15. The diagnostic kit of claim 12, wherein said nucleic acid that binds to a nucleic acid encoding a polypeptide selected from the group consisting of: (a) CACNA2D3; (b) CAMK2D; (c) KCNIP4; (d) ANGPT1; (e) NAALADL2; (f) ZFHX3; and (g) MPHOSPH10 discriminates between polymorphisms by binding to one polymorphism at a particular location, but not to another polymorphism at that location.

16. A solid support comprising a plurality of markers, polymorphisms or haplotypes set out in (a) to (d) of claim 7 in the form of an array.

17. A data carrier comprising information set out in (a) to (d) of claim 7.

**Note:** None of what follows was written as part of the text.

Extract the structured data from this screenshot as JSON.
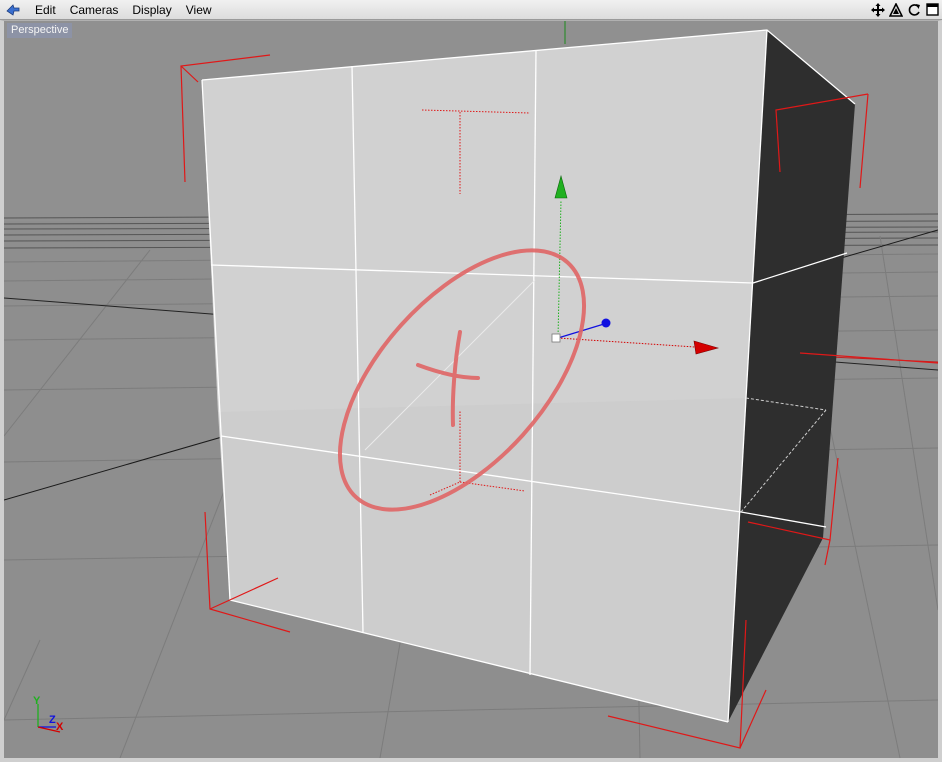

18. A method of identifying a molecule suitable for the treatment, prophylaxis or alleviation of Kawasaki Disease, the method comprising contacting a candidate molecule with a polypeptide or a cell expressing a polypeptide selected from the group consisting of: (a) CACNA2D3; (b) CAMK2D; (c) KCNIP4; (d) ANGPT1; (e) NAALADL2; (f) ZFHX3; and (g) MPHOSPH10; and measuring an activity of said polypeptide to thereby determine whether the candidate molecule is an agonist or antagonist of the polypeptide, whereby a candidate molecule for the treatment, prophylaxis or alleviation of Kawasaki Disease is identified.

19. A method of identifying a modulator of a polypeptide selected from the group consisting of: (a) CACNA2D3; (b) CAMK2D; (c) KCNIP4; (d) ANGPT1; (e) NAALADL2; (f) ZFHX3; and (g) MPHOSPH10; the method comprising administering a candidate molecule to a non-human mammal suffering from Kawasaki Disease and determining whether the mammal exhibits an alleviated symptom of Kawasaki Disease.

20. The method of claim 19, wherein the mammal is a mouse.